Your little heart will turn black

Something happened in the kids' bedroom.  Something small.  Completely insignificant, really.  What bothered me is that when I asked who did it, all I got was "not me" in stereo.

I've been running into this problem more often lately.  Everyone denies everything and there is no one to take the blame, receive punishment, have a talk with, and learn not to repeat the offense.  But in the middle of the morning rush, with breakfast to make, school lunches to pack, diapers to change, baby to feed, dishes to wash...I may have shelved the problem with a "harumph" a couple of times and forgotten to address it later.

This time, I decided, the case would be solved.  I had no idea what I was getting myself into.

The trouble with rules and restrictions is that you have to enforce them.  That's probably the number one reason why little terrors exists; the parents just didn't find the time and energy to enforce their boundaries.

I forbade movies, sweets--anything I could think of--until the guilty person stepped forward.  I use every plea and threat in the arsenal of a mother and yet they both continued to deny any part in it.  After three days, I felt crazy.  Should I just give up?  Will they think they can get away with lying to me?  Am I being obsessive?  Do they still love me?  Do they think I'm insane?

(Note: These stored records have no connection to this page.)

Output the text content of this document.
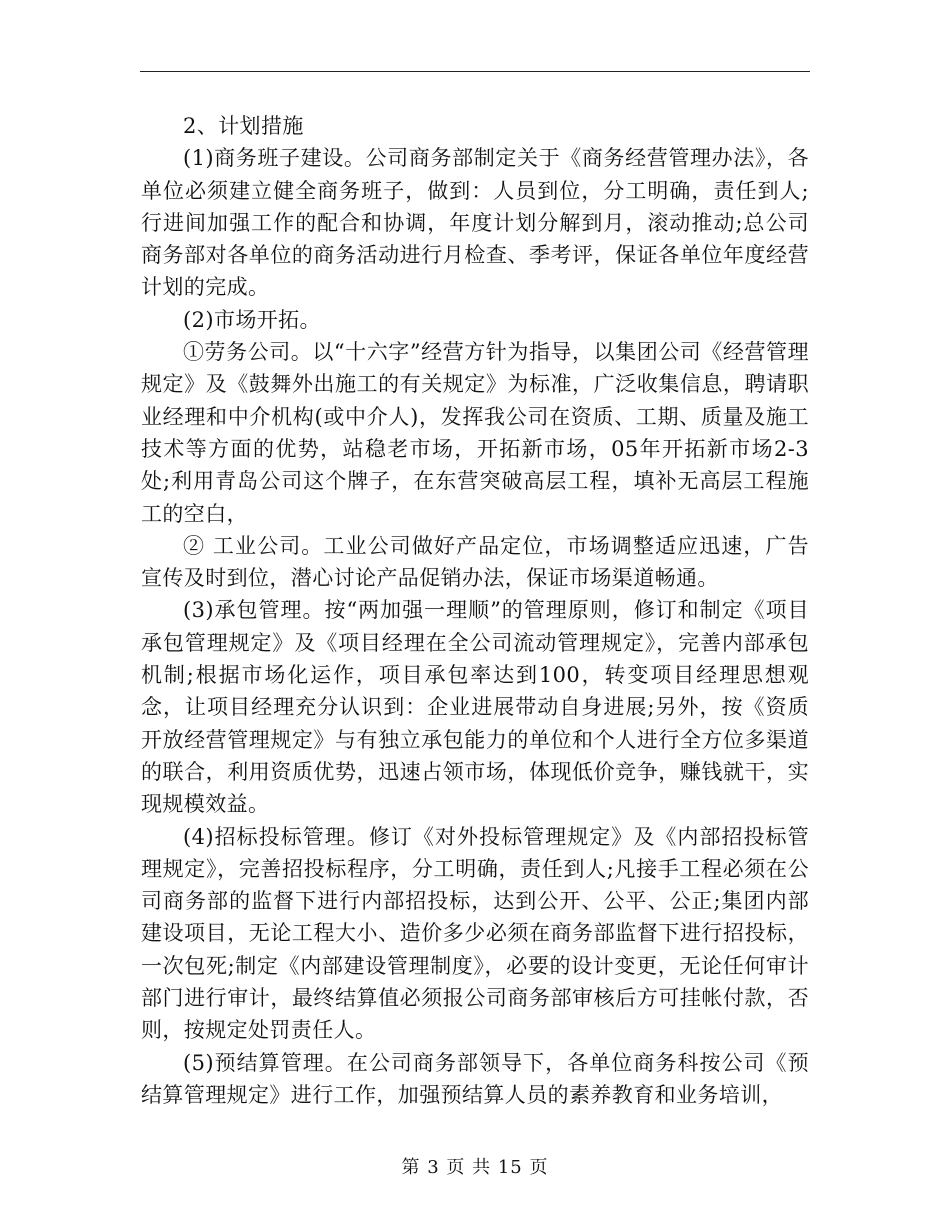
2、计划措施

(1)商务班子建设。公司商务部制定关于《商务经营管理办法》，各单位必须建立健全商务班子，做到：人员到位，分工明确，责任到人;行进间加强工作的配合和协调，年度计划分解到月，滚动推动;总公司商务部对各单位的商务活动进行月检查、季考评，保证各单位年度经营计划的完成。

(2)市场开拓。

①劳务公司。以“十六字”经营方针为指导，以集团公司《经营管理规定》及《鼓舞外出施工的有关规定》为标准，广泛收集信息，聘请职业经理和中介机构(或中介人)，发挥我公司在资质、工期、质量及施工技术等方面的优势，站稳老市场，开拓新市场，05年开拓新市场2-3处;利用青岛公司这个牌子，在东营突破高层工程，填补无高层工程施工的空白，

② 工业公司。工业公司做好产品定位，市场调整适应迅速，广告宣传及时到位，潜心讨论产品促销办法，保证市场渠道畅通。

(3)承包管理。按“两加强一理顺”的管理原则，修订和制定《项目承包管理规定》及《项目经理在全公司流动管理规定》，完善内部承包机制;根据市场化运作，项目承包率达到100，转变项目经理思想观念，让项目经理充分认识到：企业进展带动自身进展;另外，按《资质开放经营管理规定》与有独立承包能力的单位和个人进行全方位多渠道的联合，利用资质优势，迅速占领市场，体现低价竞争，赚钱就干，实现规模效益。

(4)招标投标管理。修订《对外投标管理规定》及《内部招投标管理规定》，完善招投标程序，分工明确，责任到人;凡接手工程必须在公司商务部的监督下进行内部招投标，达到公开、公平、公正;集团内部建设项目，无论工程大小、造价多少必须在商务部监督下进行招投标，一次包死;制定《内部建设管理制度》，必要的设计变更，无论任何审计部门进行审计，最终结算值必须报公司商务部审核后方可挂帐付款，否则，按规定处罚责任人。

(5)预结算管理。在公司商务部领导下，各单位商务科按公司《预结算管理规定》进行工作，加强预结算人员的素养教育和业务培训，

第 3 页 共 15 页
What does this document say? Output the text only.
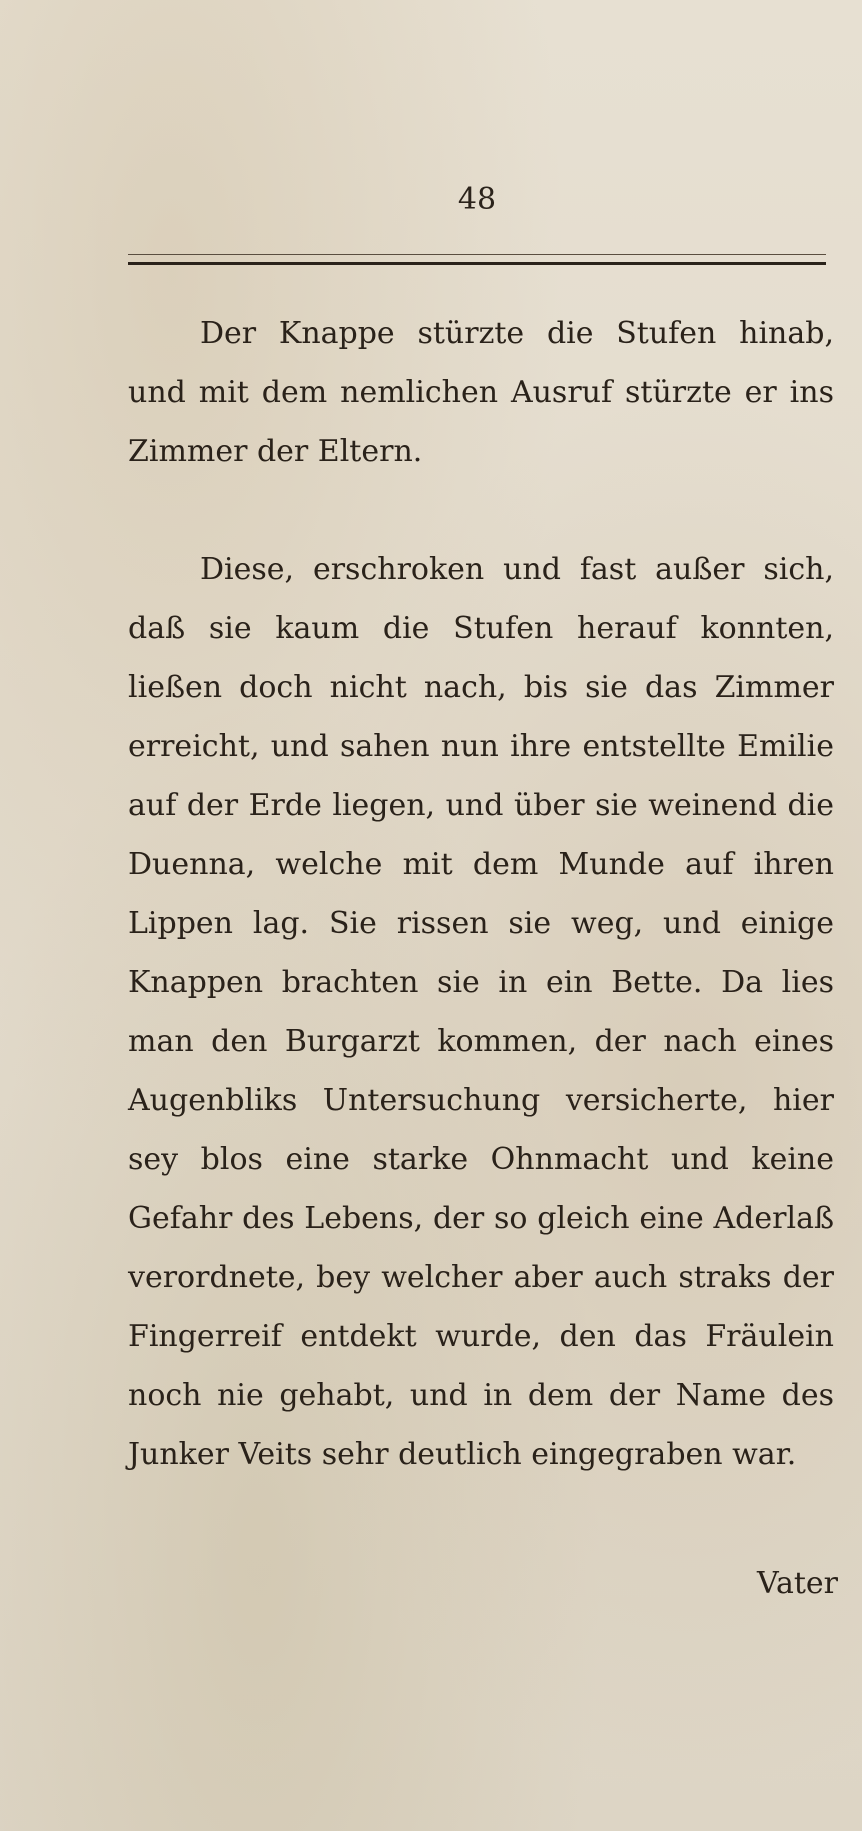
48

Der Knappe stürzte die Stufen hinab, und mit dem nemlichen Ausruf stürzte er ins Zimmer der Eltern.

Diese, erschroken und fast außer sich, daß sie kaum die Stufen herauf konnten, ließen doch nicht nach, bis sie das Zimmer erreicht, und sahen nun ihre entstellte Emilie auf der Erde liegen, und über sie weinend die Duenna, welche mit dem Munde auf ihren Lippen lag. Sie rissen sie weg, und einige Knappen brachten sie in ein Bette. Da lies man den Burgarzt kommen, der nach eines Augenbliks Untersuchung versicherte, hier sey blos eine starke Ohnmacht und keine Gefahr des Lebens, der so gleich eine Aderlaß verordnete, bey welcher aber auch straks der Fingerreif entdekt wurde, den das Fräulein noch nie gehabt, und in dem der Name des Junker Veits sehr deutlich eingegraben war.

Vater
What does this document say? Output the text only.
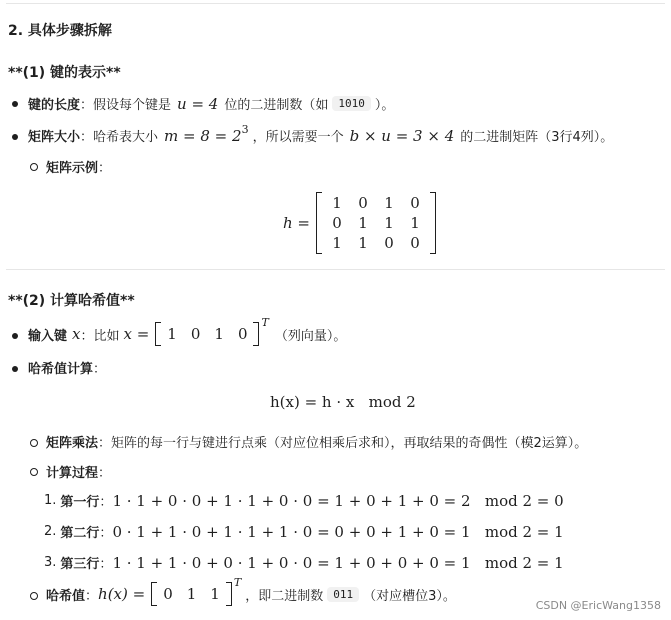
2. 具体步骤拆解
**(1) 键的表示**
键的长度 ：假设每个键是 u = 4 位的二进制数（如 1010 ）。
矩阵大小 ：哈希表大小 $m = 8 = 2^3$
，所以需要一个 b × u = 3 × 4 的二进制矩阵（3行4列）。
矩阵示例 ：
h =
1	0	1	0
0	1	1	1
1	1	0	0
**(2) 计算哈希值**
输入键 x ：比如 x = 1 0 1 0
$^T$
（列向量）。
哈希值计算 ：
h(x) = h · x   mod 2
矩阵乘法 ：矩阵的每一行与键进行点乘（对应位相乘后求和），再取结果的奇偶性（模2运算）。
计算过程 ：
1. 第一行 ： 1 · 1 + 0 · 0 + 1 · 1 + 0 · 0 = 1 + 0 + 1 + 0 = 2   mod 2 = 0
2. 第二行 ： 0 · 1 + 1 · 0 + 1 · 1 + 1 · 0 = 0 + 0 + 1 + 0 = 1   mod 2 = 1
3. 第三行 ： 1 · 1 + 1 · 0 + 0 · 1 + 0 · 0 = 1 + 0 + 0 + 0 = 1   mod 2 = 1
哈希值 ： h(x) = 0 1 1
$^T$
，即二进制数 011 （对应槽位3）。
CSDN @EricWang1358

I couldn't give up.  Yes, I really am that stubborn.  But I was at the end of my rope, so I sat them down and promised a window of opportunity to come out of this without being punished for the lying.  "The most important thing," I told my blue-eyed munchkins, "is that you are honest with me and that I can trust you."

Silence.

I thought of my dear mother-in-law and her famous saying that seems to be responsible for making my husband the incredibly honest man that he is.  So I added, "You know...if you tell a lie, your little heart will turn black."

After pondering these words for a moment, tears started welling up in Puriel's eyes.  "Will it really?" he asked.  "That's what Abuelita always said," I answered carefully.  He confessed.  We hugged, reconciled, and had a wonderful evening playing together on the living room carpet and laughing over Dr. Seuss' silly stories.